Ma ancora più interessante è verificare che il repubblicano Mitt Romney, senatore dell’Utah (già candidato alle presidenziali del 2012, sconfitto nella rielezione di Barak Obama), ha proposto all’inizio di febbraio 2021 il Family Security Act, che di fatto ingloba e supera entrambe queste proposte democratiche, proponendo un assegno mensile di 350$ per ogni figlio sotto i 6 anni, e di 300$ dollari mensili fino ai 17 anni. La proposta Romney del Family Security Act si distingue prima di tutto perché introduce uno strumento permanente (contrariamente alla proposta Biden, introdotta solo per un anno); inoltre è decisamente più consistente, per entrambe le fasce di età (4.200$ annui per i più piccoli, 3.600$ fino a 17 anni). Infine – elemento ambivalente – per il suo finanziamento (il cui costo annuo ammonterebbe a 266 miliardi di dollari) verrebbe riorganizzato l’intero sistema di sostegno economico alle famiglie con figli, riassorbendo anche le attuali politiche locali e dei singoli stati (ad oggi poco più di 25 miliardi di dollari). Il costo aggiuntivo stimato della proposta Biden è invece di 120 miliardi di dollari.

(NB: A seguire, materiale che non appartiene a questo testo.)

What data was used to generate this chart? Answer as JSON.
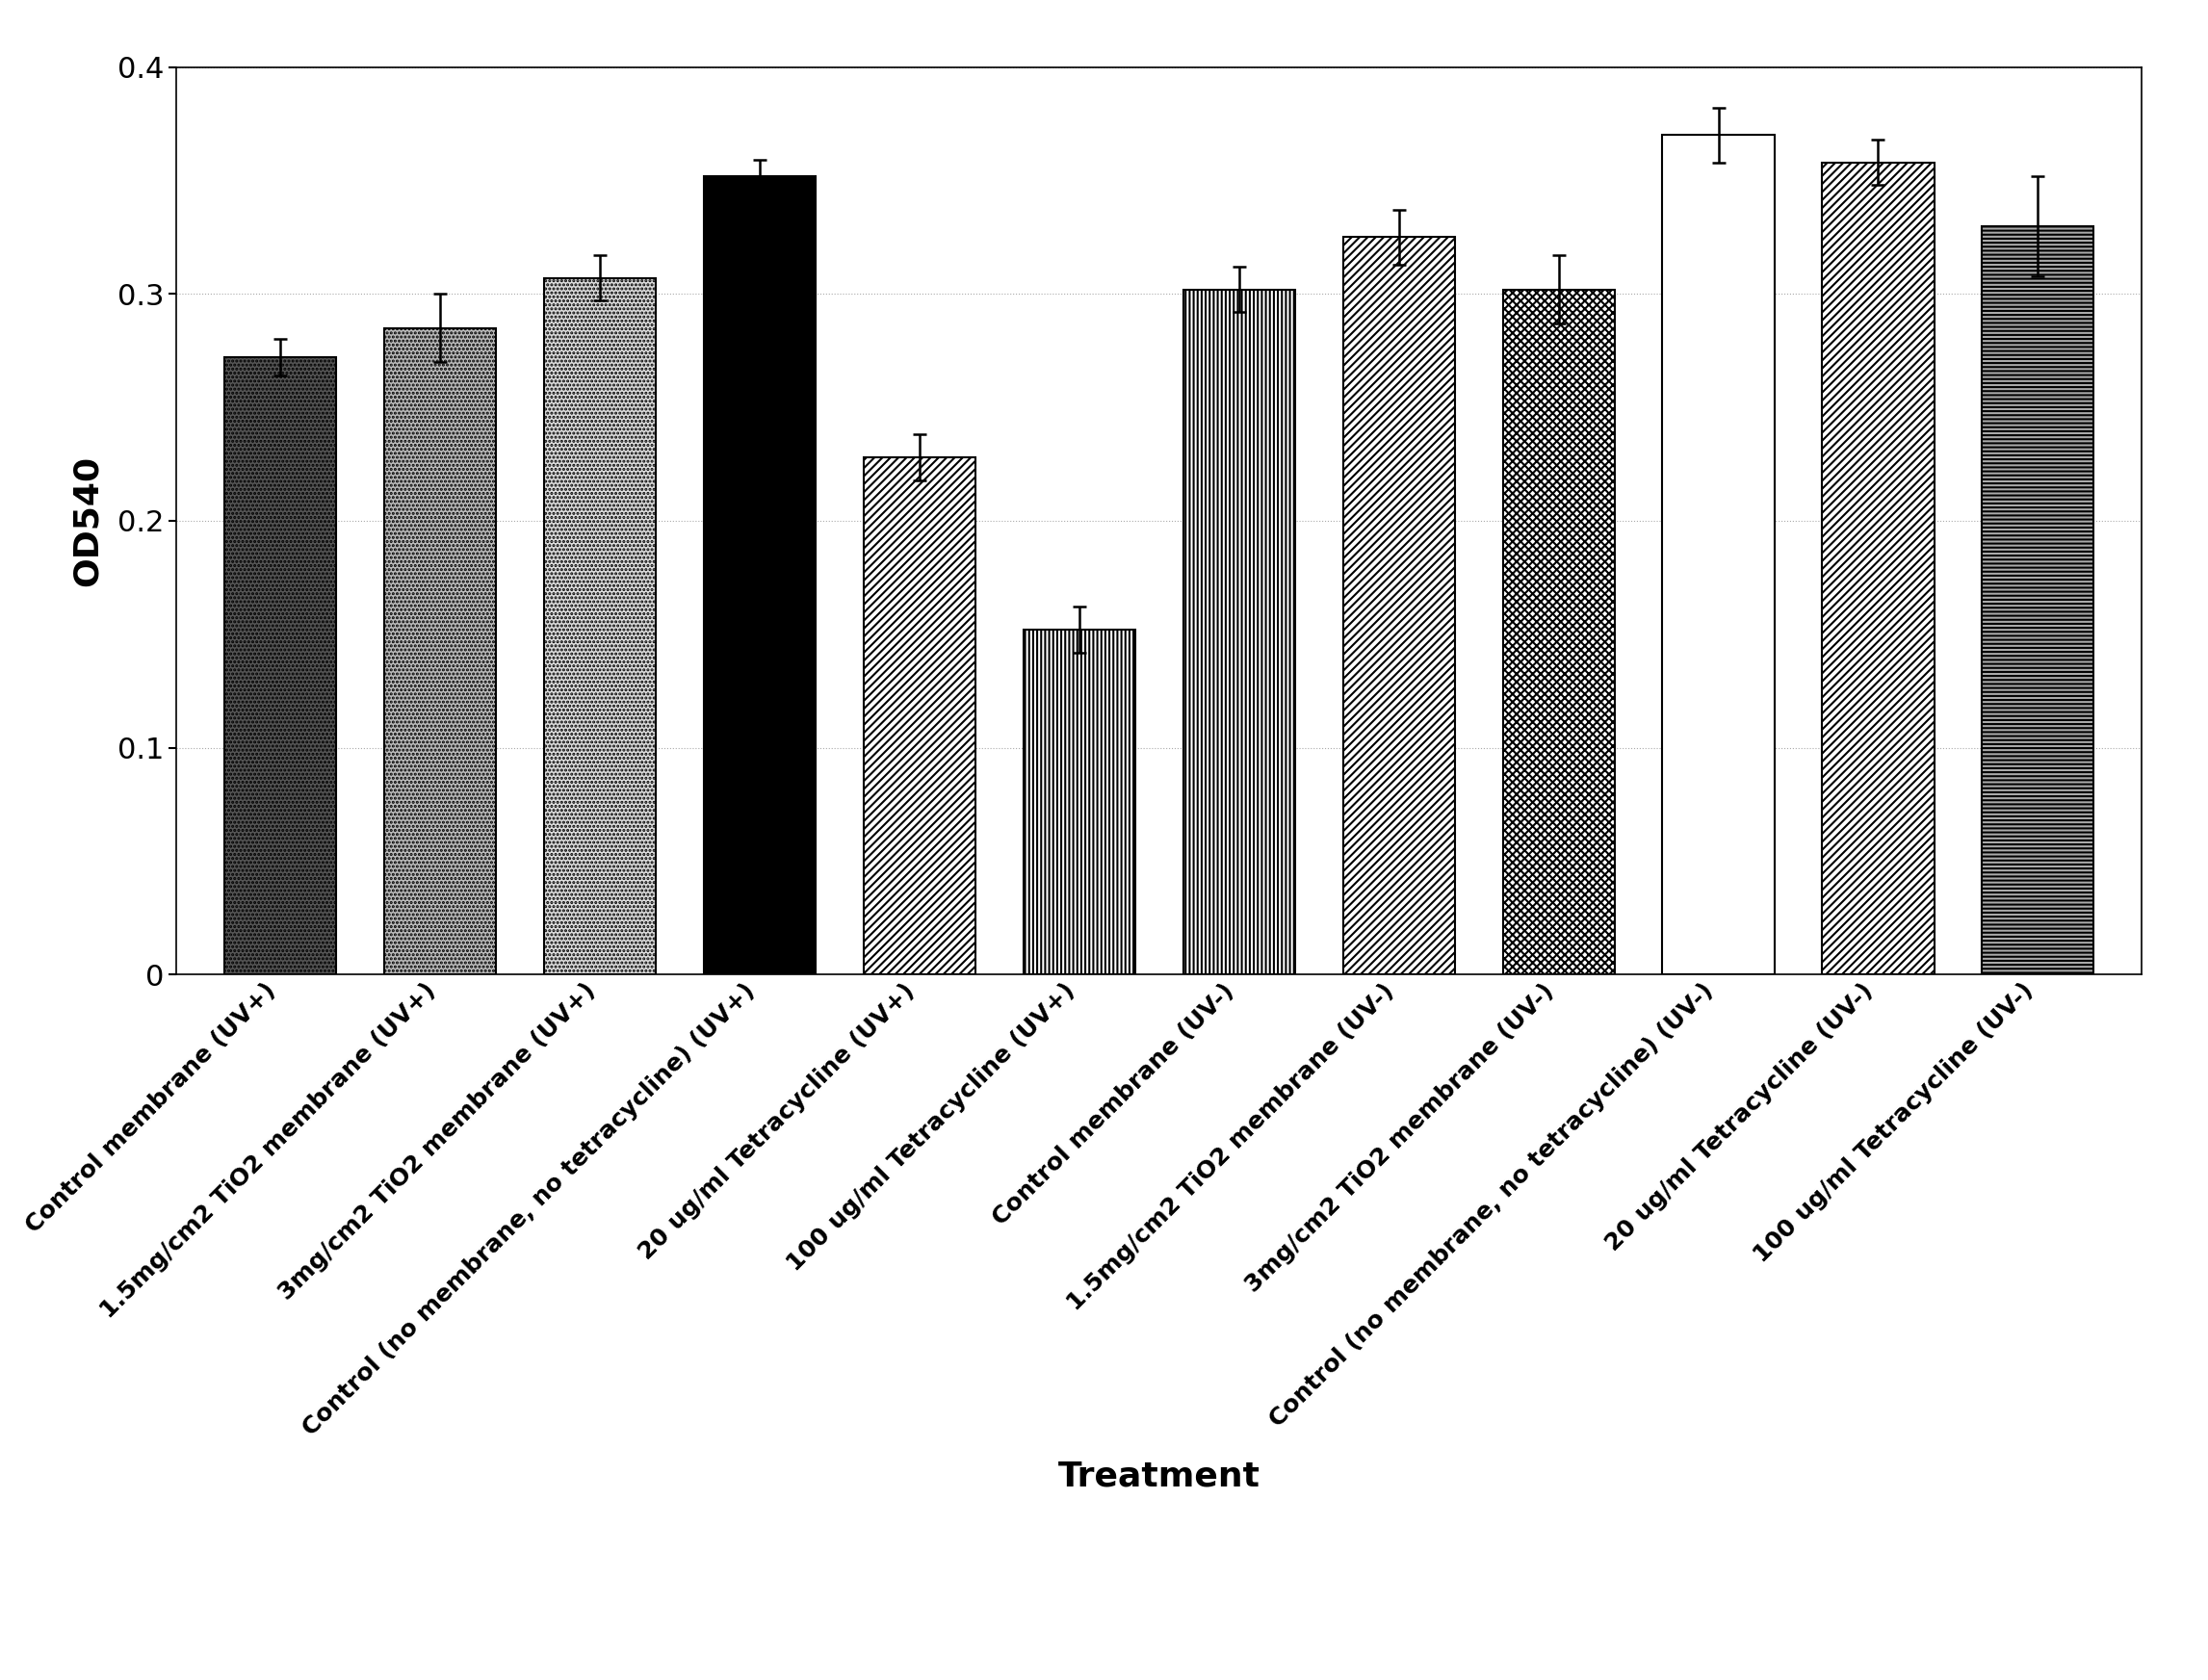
{
  "categories": [
    "Control membrane (UV+)",
    "1.5mg/cm2 TiO2 membrane (UV+)",
    "3mg/cm2 TiO2 membrane (UV+)",
    "Control (no membrane, no tetracycline) (UV+)",
    "20 ug/ml Tetracycline (UV+)",
    "100 ug/ml Tetracycline (UV+)",
    "Control membrane (UV-)",
    "1.5mg/cm2 TiO2 membrane (UV-)",
    "3mg/cm2 TiO2 membrane (UV-)",
    "Control (no membrane, no tetracycline) (UV-)",
    "20 ug/ml Tetracycline (UV-)",
    "100 ug/ml Tetracycline (UV-)"
  ],
  "values": [
    0.272,
    0.285,
    0.307,
    0.352,
    0.228,
    0.152,
    0.302,
    0.325,
    0.302,
    0.37,
    0.358,
    0.33
  ],
  "errors": [
    0.008,
    0.015,
    0.01,
    0.007,
    0.01,
    0.01,
    0.01,
    0.012,
    0.015,
    0.012,
    0.01,
    0.022
  ],
  "ylabel": "OD540",
  "xlabel": "Treatment",
  "ylim": [
    0,
    0.4
  ],
  "yticks": [
    0,
    0.1,
    0.2,
    0.3,
    0.4
  ],
  "ytick_labels": [
    "0",
    "0.1",
    "0.2",
    "0.3",
    "0.4"
  ],
  "bar_width": 0.7,
  "background_color": "#ffffff",
  "axis_label_fontsize": 26,
  "tick_fontsize": 22,
  "xtick_fontsize": 18,
  "hatch_patterns": [
    "....",
    "....",
    "....",
    "",
    "////",
    "||||",
    "||||",
    "////",
    "xxxx",
    "",
    "////",
    "----"
  ],
  "face_colors": [
    "#555555",
    "#bbbbbb",
    "#dddddd",
    "#000000",
    "#ffffff",
    "#ffffff",
    "#ffffff",
    "#ffffff",
    "#ffffff",
    "#ffffff",
    "#ffffff",
    "#aaaaaa"
  ],
  "hatch_colors": [
    "black",
    "black",
    "black",
    "black",
    "black",
    "black",
    "black",
    "black",
    "black",
    "black",
    "black",
    "black"
  ]
}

È evidente che ci sono moltissimi punti di contatto con il dibattito in corso oggi nel nostro Paese rispetto alla proposta dell’assegno unico per i figli, che dovrebbe partire dal 1 luglio 2021. Ricordiamo qui i più rilevanti.
In primo luogo tutte le proposte USA sottolineano che queste misure hanno come primo e più importante effetto l’uscita dalla povertà di milioni di famiglie, e soprattutto di bambini poveri: sia per la proposta Biden che per quella Romney si stima di far uscire dalla povertà un terzo dei bambini oggi poveri, favorendo in modo selettivo i gruppi sociali più svantaggiati (neri e ispanici, come ha ricordato lo stesso Biden). Sarebbe importante introdurre con forza anche nel dibattito italiano questo criterio, perché l’assegno unico non è solo un intervento di equità fiscale familiare, ma è anche – a maggior ragione in questi mesi – un potente strumento di contrasto alla povertà nel suo complesso, con in più la capacità di concentrare le risorse proprio sulle famiglie con figli minori, proteggendo così concretamente i bambini.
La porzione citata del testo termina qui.